To quell the chills, feverish sweating, trembling of his limbs, blurred vision, and general nausea, plus to give him the necessary Olympic marathon runner level of strength and endurance to get through the phone menus and verbally duel with inept, probably stoned customer service representatives, called for drastic action.  This meant huge amounts of caffeine combined with the shock and awe of acute carbohydrate loading.  Within fifteen minutes, James drank a pot of French Roast coffee and downed a half-gallon of Ben & Jerry’s Chunky Monkey ice cream, then picked up the phone and dialed the 800 number on the back of the Pulsar Ionics instruction manual.

After seventeen rings, it picked up.

If you know the name of the party you are calling, please dial 1.

If you would like our regular menu of menu options, please dial 2.

If you would like to speak to a concerned and highly competent expert on technical matters related to setting up or addressing a malfunctioning unit, please dial 3.

Well.  No-brainer there.  Even if it turns out to be a joke, it’s worth a try.

James pressed 3.

Before the first ring even completed, a friendly enthused voice came on the line.

“Good day, and thank you for being a Pulsar Ionics customer.  How can I help you?”

James, despite the edge given him by his caffeine-sugar high and his code orange readiness for a confrontation with an army of antagonists of any shape and number, was taken aback.

“You . . . you . . . want to help me?”

“Yes, sir!  That’s why I’m here.  And I believe that’s why you called.  What’s the problem?”

“I bought one of your new Blue Ray DVD players and—”

“Can you give me the serial number on that?  It’s right on the back, an engraved number next to where the power cord is attached.”

“Right.  Here it is.  XA32251176B.”

“Great.  Thanks.  I notice that you never sent in the warranty card on that particular unit.”

“Well, uh—”

“No problem.  No problem at all.  It’s still covered.  Now from your phone number, you must be James Calder.  My name is Frank Delano and I’m proud to tell you that I won the award recently as Customer Service Agent of the Month, which if I must say so myself is quite an honor.  We here at Pulsar Ionics pride ourselves in offering the best possible service in the entire industry and as a result have a positive customer service rating of 98.7%.  Not too shabby, eh Mr.

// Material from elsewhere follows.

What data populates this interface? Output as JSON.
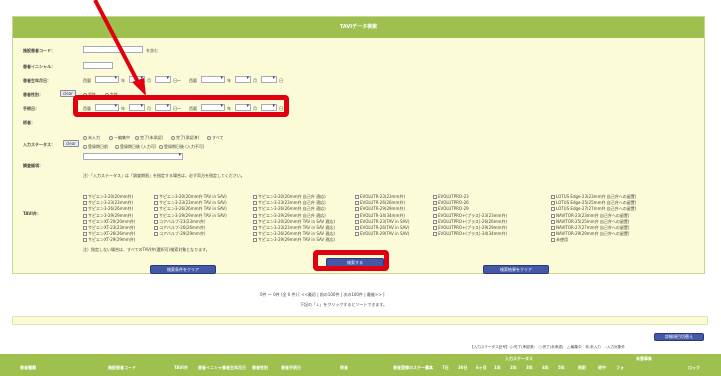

Calder?”

“Not too shabby.”

“Okay. Let’s get down to business.  We guarantee 100% customer satisfaction, and to be quite honest with you, we have had quite a number of complaints about this particular unit.  Mr. Calder, are you still at 9305 SW Appian Way Drive, Portland, Oregon, 97224?”

“Uh . . . yes.  That’s correct.”

“And will you be there in twenty-eight minutes, Mr. Calder?”

“I can be.  But what—”

“Then just sit tight.  We’ll get back to you in twenty-eight minutes.  Thanks for calling, Mr. Calder.”

Click.

When the line went dead, James stared at the receiver.  Was that for real?  He finally hung up. Then he sat down at the kitchen table and scraped the inside of the Ben & Jerry’s container for a few remaining droplets of the melted ice cream.  As he thought about it, he became agitated.  Then angry.  What a huge waste of time that was!  The gall of them!  Twenty-eight minutes?  He’d be lucky if he heard from them in twenty-eight weeks, much less twenty-eight minutes.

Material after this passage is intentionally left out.